I don't know about anyone else here, but every time I set up a new system I have to waste hours getting X11 and the console resolution working right. Sometimes, they never work right. Add to that modern features like display brightness, backlit keyboards, power management, external monitor outputs, and touchscreen input with gesture support and it's unrealistic for X11 to spread to the vast number of new, lower powered devices with less technical users without some serious further work to standardize and normalize handling of differences.
Therefore I am glad, for the nontechnical majority of the world, that someone out there is bothering to try to make a reference open source mechanism for removing these problems so an install doesn't end in crashes with weird kernel boot messages about drm and BIOS upgrades and X configurations and input device drivers... even if I continue to use gentoo myself.

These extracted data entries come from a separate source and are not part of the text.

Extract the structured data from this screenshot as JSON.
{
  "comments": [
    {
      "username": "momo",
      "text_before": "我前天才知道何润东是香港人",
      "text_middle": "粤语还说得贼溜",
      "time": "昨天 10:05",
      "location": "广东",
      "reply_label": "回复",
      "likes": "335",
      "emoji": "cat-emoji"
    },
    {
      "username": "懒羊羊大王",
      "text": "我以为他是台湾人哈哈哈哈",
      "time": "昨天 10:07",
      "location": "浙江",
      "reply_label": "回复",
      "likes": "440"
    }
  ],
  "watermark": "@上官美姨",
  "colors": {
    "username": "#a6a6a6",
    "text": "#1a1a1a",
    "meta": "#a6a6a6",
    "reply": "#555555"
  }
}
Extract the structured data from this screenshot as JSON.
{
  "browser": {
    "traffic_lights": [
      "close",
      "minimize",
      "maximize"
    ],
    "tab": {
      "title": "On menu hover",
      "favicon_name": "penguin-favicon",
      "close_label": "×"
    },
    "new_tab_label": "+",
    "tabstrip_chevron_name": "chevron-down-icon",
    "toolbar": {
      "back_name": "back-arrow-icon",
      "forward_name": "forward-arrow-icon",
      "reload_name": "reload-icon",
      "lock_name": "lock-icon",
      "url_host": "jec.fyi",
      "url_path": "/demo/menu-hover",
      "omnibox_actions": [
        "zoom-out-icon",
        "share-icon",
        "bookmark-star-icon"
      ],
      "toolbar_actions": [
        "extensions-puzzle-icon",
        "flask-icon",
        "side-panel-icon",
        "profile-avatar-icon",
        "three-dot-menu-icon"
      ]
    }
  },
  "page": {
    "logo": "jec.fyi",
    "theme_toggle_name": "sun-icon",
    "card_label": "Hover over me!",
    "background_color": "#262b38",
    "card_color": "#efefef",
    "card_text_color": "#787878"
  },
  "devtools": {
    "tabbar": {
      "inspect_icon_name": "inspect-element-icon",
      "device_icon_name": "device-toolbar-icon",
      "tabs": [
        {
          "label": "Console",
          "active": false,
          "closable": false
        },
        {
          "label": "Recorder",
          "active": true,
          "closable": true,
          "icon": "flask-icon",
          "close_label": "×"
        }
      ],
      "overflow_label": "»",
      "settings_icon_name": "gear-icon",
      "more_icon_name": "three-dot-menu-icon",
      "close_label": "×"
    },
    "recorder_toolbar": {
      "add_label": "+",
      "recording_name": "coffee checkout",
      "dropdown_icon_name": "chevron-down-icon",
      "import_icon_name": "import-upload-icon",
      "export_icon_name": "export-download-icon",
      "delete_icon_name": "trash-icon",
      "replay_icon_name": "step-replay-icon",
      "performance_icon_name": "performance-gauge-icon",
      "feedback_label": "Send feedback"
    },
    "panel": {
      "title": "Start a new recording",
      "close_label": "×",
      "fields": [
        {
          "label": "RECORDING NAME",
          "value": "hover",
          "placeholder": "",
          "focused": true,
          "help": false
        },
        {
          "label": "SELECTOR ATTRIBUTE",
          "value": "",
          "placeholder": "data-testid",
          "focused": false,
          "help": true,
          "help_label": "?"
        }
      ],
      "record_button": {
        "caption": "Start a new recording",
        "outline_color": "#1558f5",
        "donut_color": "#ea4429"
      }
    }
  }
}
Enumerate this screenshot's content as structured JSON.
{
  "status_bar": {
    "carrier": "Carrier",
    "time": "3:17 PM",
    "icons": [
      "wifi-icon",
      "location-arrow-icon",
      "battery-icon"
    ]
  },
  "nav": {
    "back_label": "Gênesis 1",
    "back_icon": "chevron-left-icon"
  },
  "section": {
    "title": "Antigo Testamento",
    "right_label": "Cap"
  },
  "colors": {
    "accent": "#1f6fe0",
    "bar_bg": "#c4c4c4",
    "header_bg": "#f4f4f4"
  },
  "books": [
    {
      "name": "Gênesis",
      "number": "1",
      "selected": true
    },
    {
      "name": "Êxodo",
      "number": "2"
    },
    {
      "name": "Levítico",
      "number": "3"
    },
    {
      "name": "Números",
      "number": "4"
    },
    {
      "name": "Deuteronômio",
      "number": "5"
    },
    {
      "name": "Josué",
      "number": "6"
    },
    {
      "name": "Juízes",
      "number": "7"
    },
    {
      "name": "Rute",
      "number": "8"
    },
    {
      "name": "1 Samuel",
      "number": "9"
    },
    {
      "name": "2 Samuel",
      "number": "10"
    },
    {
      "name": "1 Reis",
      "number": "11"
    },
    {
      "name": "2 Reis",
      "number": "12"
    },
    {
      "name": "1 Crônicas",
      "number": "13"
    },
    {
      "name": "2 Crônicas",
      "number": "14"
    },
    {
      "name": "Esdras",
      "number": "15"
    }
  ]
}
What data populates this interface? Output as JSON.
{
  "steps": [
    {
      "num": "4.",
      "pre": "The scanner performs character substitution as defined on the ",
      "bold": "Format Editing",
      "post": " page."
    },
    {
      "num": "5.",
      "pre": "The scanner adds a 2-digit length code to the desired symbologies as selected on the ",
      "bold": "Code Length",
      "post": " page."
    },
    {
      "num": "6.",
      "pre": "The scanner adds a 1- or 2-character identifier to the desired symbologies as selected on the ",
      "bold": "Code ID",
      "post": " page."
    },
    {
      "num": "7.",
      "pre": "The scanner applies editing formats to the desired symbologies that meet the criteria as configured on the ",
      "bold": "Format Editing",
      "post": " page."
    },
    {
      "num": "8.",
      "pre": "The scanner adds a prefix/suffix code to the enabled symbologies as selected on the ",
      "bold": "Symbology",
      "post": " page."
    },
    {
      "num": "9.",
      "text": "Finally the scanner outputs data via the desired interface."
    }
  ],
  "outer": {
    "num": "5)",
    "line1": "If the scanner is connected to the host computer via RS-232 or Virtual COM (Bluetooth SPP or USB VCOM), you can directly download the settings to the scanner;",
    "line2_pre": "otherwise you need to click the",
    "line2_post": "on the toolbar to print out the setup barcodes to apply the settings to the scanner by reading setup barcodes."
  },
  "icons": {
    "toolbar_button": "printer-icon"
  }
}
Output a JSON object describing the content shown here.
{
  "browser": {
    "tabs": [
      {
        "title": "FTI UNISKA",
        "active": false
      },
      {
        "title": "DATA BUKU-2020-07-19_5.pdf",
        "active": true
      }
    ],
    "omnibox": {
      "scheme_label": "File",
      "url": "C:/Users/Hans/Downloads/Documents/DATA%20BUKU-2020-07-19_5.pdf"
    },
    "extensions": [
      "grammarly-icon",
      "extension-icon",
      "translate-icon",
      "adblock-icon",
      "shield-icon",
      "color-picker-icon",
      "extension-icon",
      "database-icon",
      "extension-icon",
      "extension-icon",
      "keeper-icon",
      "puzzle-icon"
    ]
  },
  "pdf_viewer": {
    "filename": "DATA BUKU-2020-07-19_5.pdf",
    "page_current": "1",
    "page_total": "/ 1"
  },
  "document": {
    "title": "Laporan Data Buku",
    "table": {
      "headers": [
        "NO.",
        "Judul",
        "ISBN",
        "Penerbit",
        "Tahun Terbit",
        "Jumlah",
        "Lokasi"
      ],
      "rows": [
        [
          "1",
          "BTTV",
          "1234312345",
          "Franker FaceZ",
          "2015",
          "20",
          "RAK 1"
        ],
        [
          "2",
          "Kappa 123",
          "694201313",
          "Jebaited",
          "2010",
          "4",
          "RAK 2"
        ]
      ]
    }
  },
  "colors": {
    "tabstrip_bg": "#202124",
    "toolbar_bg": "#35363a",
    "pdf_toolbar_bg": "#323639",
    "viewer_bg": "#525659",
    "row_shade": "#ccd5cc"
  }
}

However, our evaluation of the protocol definition revealed that
the Wayland protocol does not meet our requirements. First
Why?
more extensible input event handling that takes future developments
like 3D input devices (e.g. Leap Motion) into account
and
we'd rather avoid having any sort of shell behavior defined in the
client facing protocol.
A very technical explanation there. Full of Really Good Reasons. Very coherent, what ever that means.
They've basically just said; 'we don't want to use it'.
Fine.
...but that 'Why Not Wayland / Weston?' section, with its ludicrously obvious 'we corrected this criticism that we previously had up here, woops' is just painful to read.
They gave two ways in which Wayland didn't meet their requirements. And your objection to those reasons is...well, I'm not really sure. You just quoted them and aimed for sarcasm as though they were obviously wrong.
If you're wondering what "coherent" means, it's kind of the opposite of your post. Are you saying that their reasons are incorrect? Are you saying you don't understand them? What?
I'm saying, a couple of lame excuses* is not a good reason for going their own way.
I'm sure you could come up with 2 good reasons for going with wayland too, if you tried for more than 5 seconds. Does that means it's a good idea?
If they want to explain why they don't want to use wayland they have a couple of choices:
1) Say, 'we don't want to use it', and not give a reason.
2) Say, 'we can't use it, because of...'
I totally respect both of those positions, but the road they've taken doesn't impress me at all.
Both of the (2) reasons they give seem trivial and over coming them, would be, effort wise, surely significantly less than implementing an entire display server.
Can you see then, why their argument doesn't exactly make sense?
If you have some serious and significant concerns with a project, then list them! Don't pull out a couple of random lame* things that you don't particularly like and then say those are why you've decided to devote a huge amount of effort towards something.
*yes, lame. Are they seriously suggesting you can't use a leap with wayland? ..and that justifies, as a policy decision, a reason to go forward with mir? Absurd.
There is no split in the community. You (and I) are perfectly free to use Wayland or Mir, or neither, or both. They can "steal" ideas from each other. The same developer can work on both at the same time.
Competing projects are a good thing. Forks are a good thing.